Oleh: Kunthi Mandasari

(Pegiat Literasi) 

 

Lensa Media News – Ada pepatah Jawa yang mengatakan, “Ajining diri gumantung soko lathi, ajining rogo gumantung soko busono.” Artinya kehormatan diri adalah dari lisan, kehormatan raga adalah dari pakaian. Lisan yang selalu bertutur kata baik tentu akan lebih dihormati sebagaimana raga yang selalu disegani karena pakaiannya yang baik.

Good looking sebagai bentuk apresiasi diri kini justru distigma negatif. Menurut pembeberan Menag, masuknya radikalisme ke masjid melalui anak good looking. Salah satu caranya dengan menempatkan orang yang memiliki paham radikal dengan kemampuan keagamaan dan penampilan yang tampak mumpuni.

“Caranya masuk mereka gampang: pertama dikirimkan seorang anak yang good looking, penguasaan Bahasa Arabnya bagus, hafiz (hafal Alquran), mereka mulai masuk,” kata Fachrul dalam webinar bertajuk ‘Strategi Menangkal Radikalisme Pada Aparatur Sipil Negara’, di kanal Youtube Kemenpan RB (cnnindonesia, 03/09/2020).

Lantas kenapa good looking yang dipermasalahkan hanya yang identik dengan masjid dan mumpuni dalam beragama? Sedangkan mereka yang good looking wira-wiri di media bebas dari prasangka. Padahal tontonan yang kerap disajikan banyak memunculkan kemudharatan. Mengajarkan kebebasan, membuka aurat, pendangkalan akidah melalui klenik yang dikemas menarik, reality show unfaedah, ghibah berjamaah dan masih banyak lainnya.

Padahal salah satu patokan agar bisa diterima kerja mensyaratkan penampilan yang good looking. Tentunya pembiaran ini tidak lepas dari motif materi yang ditawarkan. Begitulah kapitalisme bekerja, hanya memberi ruang bagi yang mendatangkan keuntungan. Lantas kenapa good looking yang mendekat ke masjid saja yang dituding radikal? Sebenarnya mana yang lebih berbahaya?

Bagi para kapitalis sekuler, good looking ala Islam lebih berbahaya. Karena bisa menyadarkan umat dari kebusukan sistem kapitalis sekuler yang telah sukses menyengsarakan umat manusia. Dengan kata lain, orang-orang akan berbondong-bondong memilih Islam sebagai way of life. Artinya, para kapital harus rela kehilangan tambang kekayaannya.

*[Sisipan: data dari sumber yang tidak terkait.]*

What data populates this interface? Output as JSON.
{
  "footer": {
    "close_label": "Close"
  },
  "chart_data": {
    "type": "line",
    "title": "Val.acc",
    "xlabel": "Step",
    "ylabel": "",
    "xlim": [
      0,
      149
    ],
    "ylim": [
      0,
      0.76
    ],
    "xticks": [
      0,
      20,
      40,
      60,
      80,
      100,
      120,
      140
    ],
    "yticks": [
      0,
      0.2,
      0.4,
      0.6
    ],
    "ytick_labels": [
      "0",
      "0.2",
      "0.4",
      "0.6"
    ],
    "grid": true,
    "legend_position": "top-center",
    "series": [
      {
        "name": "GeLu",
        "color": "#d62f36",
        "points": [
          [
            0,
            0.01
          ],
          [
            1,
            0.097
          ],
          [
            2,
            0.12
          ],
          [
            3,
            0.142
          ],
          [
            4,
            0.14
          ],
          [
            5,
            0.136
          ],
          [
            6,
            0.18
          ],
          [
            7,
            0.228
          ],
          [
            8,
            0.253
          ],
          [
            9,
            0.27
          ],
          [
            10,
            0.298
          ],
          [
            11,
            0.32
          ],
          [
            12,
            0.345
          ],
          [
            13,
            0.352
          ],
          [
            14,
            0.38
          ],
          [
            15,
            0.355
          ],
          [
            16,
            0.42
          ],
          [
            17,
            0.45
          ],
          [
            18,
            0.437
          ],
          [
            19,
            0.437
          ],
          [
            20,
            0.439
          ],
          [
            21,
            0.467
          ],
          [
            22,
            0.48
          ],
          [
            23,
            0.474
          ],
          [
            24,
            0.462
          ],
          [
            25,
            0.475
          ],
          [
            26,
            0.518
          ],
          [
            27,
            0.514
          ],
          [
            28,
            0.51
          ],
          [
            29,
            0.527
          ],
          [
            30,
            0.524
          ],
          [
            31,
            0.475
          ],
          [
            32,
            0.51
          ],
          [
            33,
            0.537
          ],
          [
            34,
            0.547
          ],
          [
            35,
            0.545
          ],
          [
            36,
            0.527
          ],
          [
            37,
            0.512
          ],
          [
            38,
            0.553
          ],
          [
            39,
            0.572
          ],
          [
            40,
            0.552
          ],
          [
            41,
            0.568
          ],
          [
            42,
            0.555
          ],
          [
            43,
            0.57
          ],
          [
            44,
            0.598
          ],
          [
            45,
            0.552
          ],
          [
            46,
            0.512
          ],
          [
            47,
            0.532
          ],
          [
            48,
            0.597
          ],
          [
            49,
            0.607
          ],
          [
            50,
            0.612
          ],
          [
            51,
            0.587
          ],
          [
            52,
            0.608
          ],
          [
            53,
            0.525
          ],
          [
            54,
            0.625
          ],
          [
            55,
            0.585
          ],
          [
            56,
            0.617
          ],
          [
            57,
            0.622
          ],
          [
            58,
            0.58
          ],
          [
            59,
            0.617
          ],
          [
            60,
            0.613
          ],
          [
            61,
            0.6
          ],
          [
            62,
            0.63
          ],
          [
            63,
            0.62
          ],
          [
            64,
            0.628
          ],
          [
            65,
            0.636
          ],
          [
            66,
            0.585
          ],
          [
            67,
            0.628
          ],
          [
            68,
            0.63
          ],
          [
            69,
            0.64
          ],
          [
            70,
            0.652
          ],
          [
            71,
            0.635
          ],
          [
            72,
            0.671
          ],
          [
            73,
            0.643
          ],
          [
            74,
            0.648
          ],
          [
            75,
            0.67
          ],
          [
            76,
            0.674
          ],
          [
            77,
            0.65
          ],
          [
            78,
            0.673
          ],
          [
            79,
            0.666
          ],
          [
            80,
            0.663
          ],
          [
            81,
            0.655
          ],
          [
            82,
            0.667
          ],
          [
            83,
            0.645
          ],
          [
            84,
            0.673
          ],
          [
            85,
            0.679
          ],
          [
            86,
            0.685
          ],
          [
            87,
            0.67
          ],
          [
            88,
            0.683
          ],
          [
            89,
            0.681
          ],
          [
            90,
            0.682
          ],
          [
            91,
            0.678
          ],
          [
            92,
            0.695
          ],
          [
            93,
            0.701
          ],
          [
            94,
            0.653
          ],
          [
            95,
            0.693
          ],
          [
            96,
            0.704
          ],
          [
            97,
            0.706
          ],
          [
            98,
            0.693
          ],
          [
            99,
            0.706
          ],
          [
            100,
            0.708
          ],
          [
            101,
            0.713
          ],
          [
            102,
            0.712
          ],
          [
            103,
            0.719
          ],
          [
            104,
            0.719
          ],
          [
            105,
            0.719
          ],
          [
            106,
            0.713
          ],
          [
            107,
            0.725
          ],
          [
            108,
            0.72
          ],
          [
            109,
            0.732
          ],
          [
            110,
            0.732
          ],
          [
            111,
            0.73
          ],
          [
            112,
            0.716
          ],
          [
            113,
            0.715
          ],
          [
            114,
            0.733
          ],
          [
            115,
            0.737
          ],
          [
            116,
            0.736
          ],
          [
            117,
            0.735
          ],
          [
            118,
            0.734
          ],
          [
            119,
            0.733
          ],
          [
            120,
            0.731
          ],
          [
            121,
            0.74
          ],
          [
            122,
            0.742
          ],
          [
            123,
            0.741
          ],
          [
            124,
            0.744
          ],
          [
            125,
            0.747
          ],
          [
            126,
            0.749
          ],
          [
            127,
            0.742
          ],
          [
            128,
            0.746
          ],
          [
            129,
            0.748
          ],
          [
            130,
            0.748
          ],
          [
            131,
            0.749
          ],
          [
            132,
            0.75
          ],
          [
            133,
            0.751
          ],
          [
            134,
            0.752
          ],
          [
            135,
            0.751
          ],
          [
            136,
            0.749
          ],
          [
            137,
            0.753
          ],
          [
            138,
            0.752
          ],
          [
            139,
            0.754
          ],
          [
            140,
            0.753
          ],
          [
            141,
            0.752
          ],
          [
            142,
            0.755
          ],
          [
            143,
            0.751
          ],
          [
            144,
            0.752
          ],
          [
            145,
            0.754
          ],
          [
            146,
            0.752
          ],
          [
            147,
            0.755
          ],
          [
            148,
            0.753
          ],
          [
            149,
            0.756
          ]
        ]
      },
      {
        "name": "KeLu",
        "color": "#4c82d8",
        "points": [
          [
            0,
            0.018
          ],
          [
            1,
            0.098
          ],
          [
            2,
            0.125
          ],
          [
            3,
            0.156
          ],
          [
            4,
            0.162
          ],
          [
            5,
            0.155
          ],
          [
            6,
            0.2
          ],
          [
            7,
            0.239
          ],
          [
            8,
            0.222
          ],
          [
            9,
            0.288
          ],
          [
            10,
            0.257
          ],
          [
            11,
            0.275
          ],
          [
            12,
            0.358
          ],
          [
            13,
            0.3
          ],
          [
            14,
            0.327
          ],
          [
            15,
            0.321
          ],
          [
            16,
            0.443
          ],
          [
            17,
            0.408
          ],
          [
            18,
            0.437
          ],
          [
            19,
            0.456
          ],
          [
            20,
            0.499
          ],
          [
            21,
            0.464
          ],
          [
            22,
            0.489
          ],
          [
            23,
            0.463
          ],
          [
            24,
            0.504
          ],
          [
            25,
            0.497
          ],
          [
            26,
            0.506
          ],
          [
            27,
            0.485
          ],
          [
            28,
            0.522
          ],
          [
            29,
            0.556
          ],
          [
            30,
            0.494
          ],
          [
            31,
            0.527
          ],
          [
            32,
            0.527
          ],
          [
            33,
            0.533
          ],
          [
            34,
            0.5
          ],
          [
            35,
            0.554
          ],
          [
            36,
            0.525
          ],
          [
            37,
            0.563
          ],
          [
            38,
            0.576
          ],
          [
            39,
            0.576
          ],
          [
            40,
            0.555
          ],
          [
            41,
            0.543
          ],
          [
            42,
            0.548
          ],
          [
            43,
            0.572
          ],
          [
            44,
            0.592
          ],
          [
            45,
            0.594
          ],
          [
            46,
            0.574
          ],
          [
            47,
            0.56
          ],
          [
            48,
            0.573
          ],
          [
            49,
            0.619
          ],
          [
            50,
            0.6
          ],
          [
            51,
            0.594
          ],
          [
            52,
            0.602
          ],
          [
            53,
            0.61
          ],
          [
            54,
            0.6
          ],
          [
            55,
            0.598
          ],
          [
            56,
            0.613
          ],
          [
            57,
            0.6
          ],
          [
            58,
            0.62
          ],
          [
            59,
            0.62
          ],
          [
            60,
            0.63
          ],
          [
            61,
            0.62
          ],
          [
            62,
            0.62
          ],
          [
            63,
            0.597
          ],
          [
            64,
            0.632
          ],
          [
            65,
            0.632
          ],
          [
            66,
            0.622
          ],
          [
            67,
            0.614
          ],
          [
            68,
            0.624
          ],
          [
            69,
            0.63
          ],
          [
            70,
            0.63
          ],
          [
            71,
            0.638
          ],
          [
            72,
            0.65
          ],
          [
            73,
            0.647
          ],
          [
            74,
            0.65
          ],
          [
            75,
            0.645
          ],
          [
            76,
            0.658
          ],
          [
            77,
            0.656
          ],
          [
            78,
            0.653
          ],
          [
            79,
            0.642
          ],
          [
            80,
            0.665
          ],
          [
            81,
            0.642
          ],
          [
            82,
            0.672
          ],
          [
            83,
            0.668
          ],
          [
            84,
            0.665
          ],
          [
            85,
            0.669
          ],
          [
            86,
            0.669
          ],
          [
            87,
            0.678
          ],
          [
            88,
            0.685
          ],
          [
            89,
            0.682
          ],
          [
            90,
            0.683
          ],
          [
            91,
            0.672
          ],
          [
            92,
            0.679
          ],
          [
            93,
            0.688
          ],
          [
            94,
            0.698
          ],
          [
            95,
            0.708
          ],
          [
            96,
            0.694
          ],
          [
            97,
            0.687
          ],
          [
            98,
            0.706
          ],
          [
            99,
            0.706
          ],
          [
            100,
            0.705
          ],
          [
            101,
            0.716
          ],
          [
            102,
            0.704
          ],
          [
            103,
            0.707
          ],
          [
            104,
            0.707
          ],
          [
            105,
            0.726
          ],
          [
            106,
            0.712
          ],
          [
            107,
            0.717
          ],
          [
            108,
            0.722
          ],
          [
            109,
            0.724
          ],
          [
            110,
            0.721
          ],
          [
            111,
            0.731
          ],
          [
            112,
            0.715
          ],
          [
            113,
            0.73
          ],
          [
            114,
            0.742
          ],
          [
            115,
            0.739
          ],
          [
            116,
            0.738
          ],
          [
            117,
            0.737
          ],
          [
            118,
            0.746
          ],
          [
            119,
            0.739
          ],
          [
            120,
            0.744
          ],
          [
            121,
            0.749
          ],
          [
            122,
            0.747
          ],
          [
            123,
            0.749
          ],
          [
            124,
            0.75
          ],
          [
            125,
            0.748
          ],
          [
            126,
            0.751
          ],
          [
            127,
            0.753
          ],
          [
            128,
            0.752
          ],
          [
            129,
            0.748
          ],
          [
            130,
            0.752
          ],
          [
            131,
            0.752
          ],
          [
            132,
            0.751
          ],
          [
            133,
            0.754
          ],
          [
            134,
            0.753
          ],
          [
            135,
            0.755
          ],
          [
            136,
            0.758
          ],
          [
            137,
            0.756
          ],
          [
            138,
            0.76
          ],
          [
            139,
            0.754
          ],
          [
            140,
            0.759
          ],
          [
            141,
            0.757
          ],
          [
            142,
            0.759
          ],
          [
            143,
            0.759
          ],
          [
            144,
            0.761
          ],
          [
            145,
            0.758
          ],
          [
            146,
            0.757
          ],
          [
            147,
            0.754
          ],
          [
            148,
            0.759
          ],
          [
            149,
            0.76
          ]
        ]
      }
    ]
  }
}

Padahal berpenampilan menarik merupakan bagian ajaran Islam. Islam sangat menjaga adab dan sopan santun dalam berpenampilan dan berpakaian. Baik laki-laki maupun perempuan memiliki ketentuan yang sama, yaitu menutup aurat yang telah diatur syariat. Seperti pada muslimah diperintahkan menggunakan jilbab dan khimar. Selain cara berpakaian, Islam juga mengatur sikap kaum Muslim, baik dalam bertutur kata maupun perbuatan. Sehingga tak hanya menjual penampilan saja tetapi juga akhlakul karimah. Berpenampilan menarik menjadi keharusan bagi setiap kaum Muslim.

Lain halnya dengan konsep sekuler kapitalis. Ajang berpenampilan menarik merupakan salah satu bentuk kebebasan. Berpakaian apapun akan sah-sah saja. Sekalipun harus setengah telanjang. Hal ini pun senantiasa diangkat ke media sebagai bentuk tren mode yang harus diikuti oleh manusia. Dengan mematok harga pakaian yang tidak masuk akal. Meskipun demikian, bagi masyarakat urban yang terinfeksi virus hedonisme, mode adalah sebuah keharusan.

Alhasil jika ingin tampak good looking ala kapitalis sekuler harus rela merogoh kocek ekstra dalam. Dan di balik itu semua ada bisnis mode yang memanfaatkan untuk meraup keuntungan. Sayangnya hal ini tidak pernah dipermasalahkan. Justru keberadaannya senantiasa didukung untuk dikembangkan.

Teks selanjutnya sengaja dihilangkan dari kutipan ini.